Richard Addis started The Day, an online newspaper for schools to combat ignorance of politics and the world amongst the young
‘Am I being unreasonable to think that teenagers should know something of the world?’ So reads the title of a recent 190-post thread on Mumsnet.
The horror stories flow thick and fast.
‘I was once guest lecturer at a film class… The 16-18 year olds had never heard of Charlie Chaplin.’
‘I know of someone who (at the age of 24), thought that each country in the world had its own sun. This woman is well spoken, literate, educated (apparently), and certainly doesn’t come across as dim.’
After a year of talking to teenagers about The Day (www.theday.co.uk), our daily news service for secondary schools, I know that these are not isolated examples. Knowledge of current affairs among British teenagers covers the gamut from threadbare to infinitesimal.
If it is not going to affect their grades at IGCSE and A level, then why does it matter?
First, don’t be so sure about those grades. There is rapidly growing evidence that discussing current affairs regularly with a teacher or parent has a marked effect on reading levels. According to an OECD survey of 14 countries published in November last year, 15- year-olds who discuss news just once a week have a reading ability 28% better than those who don’t.
Why? One teacher I met recently said: ‘It’s a competitive thing: you debate the summer riots. Someone else knows more than you. You go away and read up about the subject so that she won’t make you look silly next time. You begin to acquire authority. People listen to your views. You read to sustain that respect.’
There is plenty of research that debating news issues is great for ‘personal learning and thinking skills’ – a jargon-y way of describing ‘thinking for yourself ’. Getting the very top grades in A levels now requires an ability to do your own independent research, creative thinking and bias detection. Which is exactly what you do when you read an important news story, discuss it and try and work out where you stand.
But it is beyond exam grades that familiarity with current affairs really helps. Everyone’s talking about non cognitive skills (or ‘soft’ skills or ‘transferable’ skills) these days. These are the hard-to-pin-down gifts such as confidence, articulacy, and an awareness of the wider world that really good schools impart to their pupils.
Some schools are now hiring Oxbridge college lecturers to coach students in writing their personal statements and doing university interviews. One such ‘coach’ told me that colleges are, understandably, looking for recruits who will do well: ‘They need to show a convincing interest in their subject and the best way to do that is to explain why it matters to the world and to them.’ Making the link between academic study and the real world is key.
This is precisely the area where Independent schools have traditionally been so much more effective than their maintained counterparts.
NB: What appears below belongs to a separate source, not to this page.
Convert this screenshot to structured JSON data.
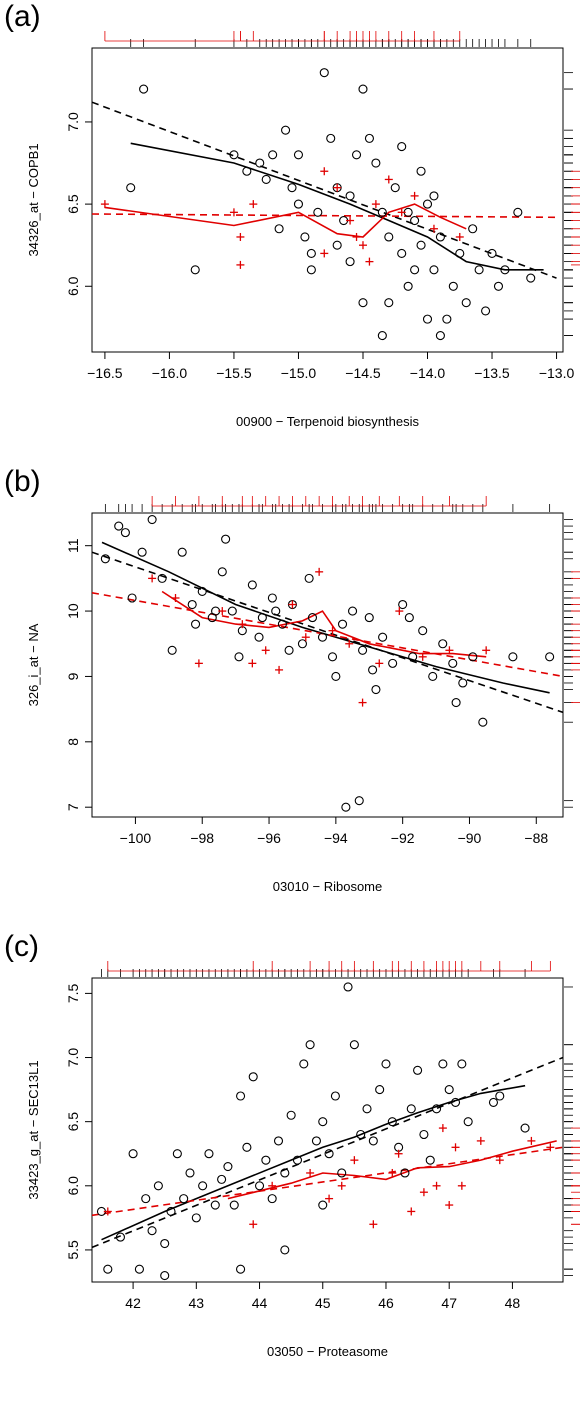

Schools such as Alleyn’s, Westminster, Wellington, Lancing, Oundle and Bedales have all recently subscribed to The Day in order to reinforce their efforts to show pupils that everything they learn in the classroom is directly related to what is going on around them in the ‘real world’.
‘Keeping our boys and girls abreast of important current affairs such as the Arab Spring and the catastrophe at Fukushima nuclear plant is vital,’ one energetic headmaster told me. ‘Not only do they get to see the point of learning, their knowledge of the outside world helps them to find their voice and discover who they really are – and it is that quality that makes them so much more convincing in any sort of social encounter, including the all important interviews for university.’
It’s no surprise that the better State schools are now seeking to emulate the public schools in this regard. ‘If places like Westminster are doing it,’ said one department head at Holland Park Comprehensive, ‘then of course we want to do it too. We’ve got to help students gain the confidence that gives them the best chance of competing for the top prizes in life.’
Finally, knowing your news is becoming vital to getting a job. Last September, ICM Research interviewed 500 UK chief executives about the importance of current affairs. Astonishingly, they voted knowledge of the wider world as being more important in the workplace than degree or A-level results.
Which does not bode well for the Mumsnet blogger whose 19-year-old friend still does not realise ‘we live on an island and that Holland is abroad.’